Le chef d’état-major israélien a indiqué qu’Israël soutenait l’approche américaine de sanctions imposées à l’Iran. Les sanctions s’avèrent plus efficaces que certains ne l’ont prédit, a pour sa part jugé l’amiral Mullen, qui a précisé que « toutes les options restent sur la table, dont l’option militaire » en cas d’échec de la diplomatie.

Le groupe des Six (Allemagne, Chine, Etats-Unis, France, Royaume-Uni et Russie), qui suit le dossier nucléaire iranien, soupçonne Téhéran de vouloir acquérir la bombe nucléaire sous le couvert d’un programme civil. L’Iran dément avoir cet objectif. Pour le président iranien Mahmoud Ahmadinejad, les sanctions sont « ridicules » et sont vouées à l’échec.

Israël laisse planer la menace de frappes militaires pour s’assurer que Téhéran ne se dote pas d’armes nucléaires. Le Premier ministre israélien Benjamin Netanyahu a ainsi assuré début novembre que c’était « la seule manière de s’assurer que l’Iran n’obtienne pas d’armes nucléaires ».

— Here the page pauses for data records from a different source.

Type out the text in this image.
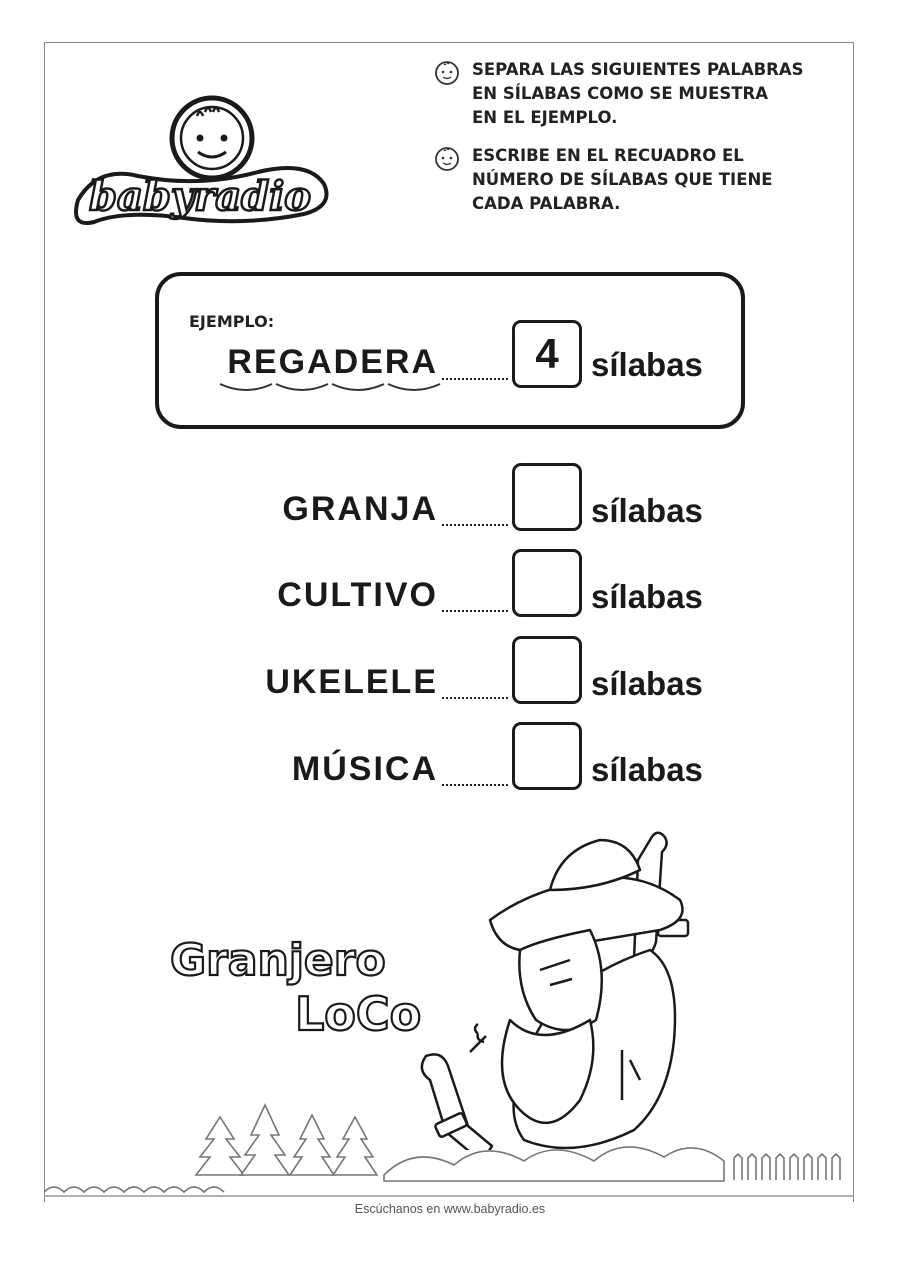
babyradio
SEPARA LAS SIGUIENTES PALABRAS
EN SÍLABAS COMO SE MUESTRA
EN EL EJEMPLO.
ESCRIBE EN EL RECUADRO EL
NÚMERO DE SÍLABAS QUE TIENE
CADA PALABRA.
EJEMPLO:
REGADERA	4 sílabas
GRANJA	sílabas
CULTIVO	sílabas
UKELELE	sílabas
MÚSICA	sílabas
Granjero
LoCo
Escúchanos en www.babyradio.es
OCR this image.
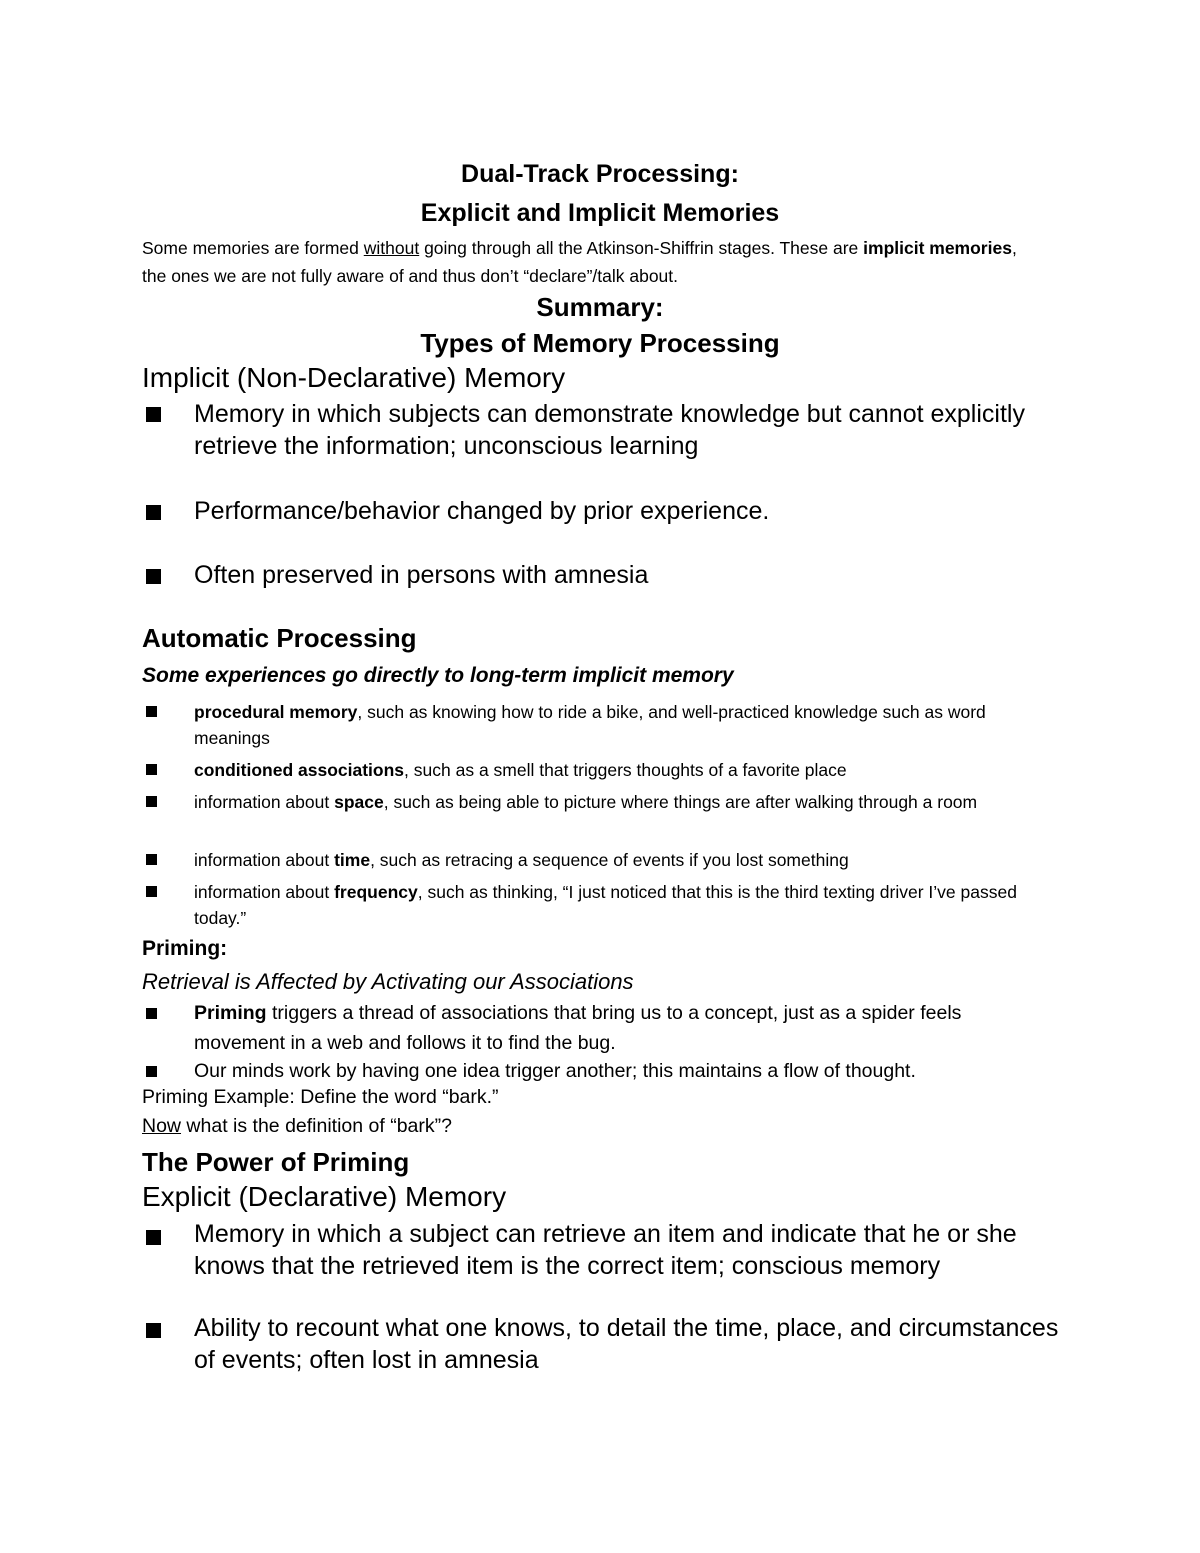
Dual-Track Processing:

Explicit and Implicit Memories

Some memories are formed without going through all the Atkinson-Shiffrin stages. These are implicit memories, the ones we are not fully aware of and thus don’t “declare”/talk about.

Summary:

Types of Memory Processing

Implicit (Non-Declarative) Memory

Memory in which subjects can demonstrate knowledge but cannot explicitly retrieve the information; unconscious learning

Performance/behavior changed by prior experience.

Often preserved in persons with amnesia

Automatic Processing

Some experiences go directly to long-term implicit memory

procedural memory, such as knowing how to ride a bike, and well-practiced knowledge such as word meanings

conditioned associations, such as a smell that triggers thoughts of a favorite place

information about space, such as being able to picture where things are after walking through a room

information about time, such as retracing a sequence of events if you lost something

information about frequency, such as thinking, “I just noticed that this is the third texting driver I’ve passed today.”

Priming:

Retrieval is Affected by Activating our Associations

Priming triggers a thread of associations that bring us to a concept, just as a spider feels movement in a web and follows it to find the bug.

Our minds work by having one idea trigger another; this maintains a flow of thought.

Priming Example: Define the word “bark.”

Now what is the definition of “bark”?

The Power of Priming

Explicit (Declarative) Memory

Memory in which a subject can retrieve an item and indicate that he or she knows that the retrieved item is the correct item; conscious memory

Ability to recount what one knows, to detail the time, place, and circumstances of events; often lost in amnesia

Le secrétaire à la Défense américain Robert Gates a rejeté cet appel, estimant que le dernier train de sanctions adopté en juin avait un effet sur l’économie iranienne. Selon le chef du Pentagone, des frappes ne constitueraient qu’une « solution à court terme » et « unifieraient une nation divisée ».

Le principe d’une reprise des négociations autour du programme nucléaire, qui sont interrompues depuis octobre 2009, est acquis. Les 5+1 ont accepté la date du 5 décembre proposée par Téhéran mais ont refusé que les discussions aient lieu en Turquie, considérée comme alliée de l’Iran dans ce dossier. Ils ont proposé vendredi que la rencontre ait lieu en Suisse ou en Autriche, mais Téhéran n’a pas encore répondu.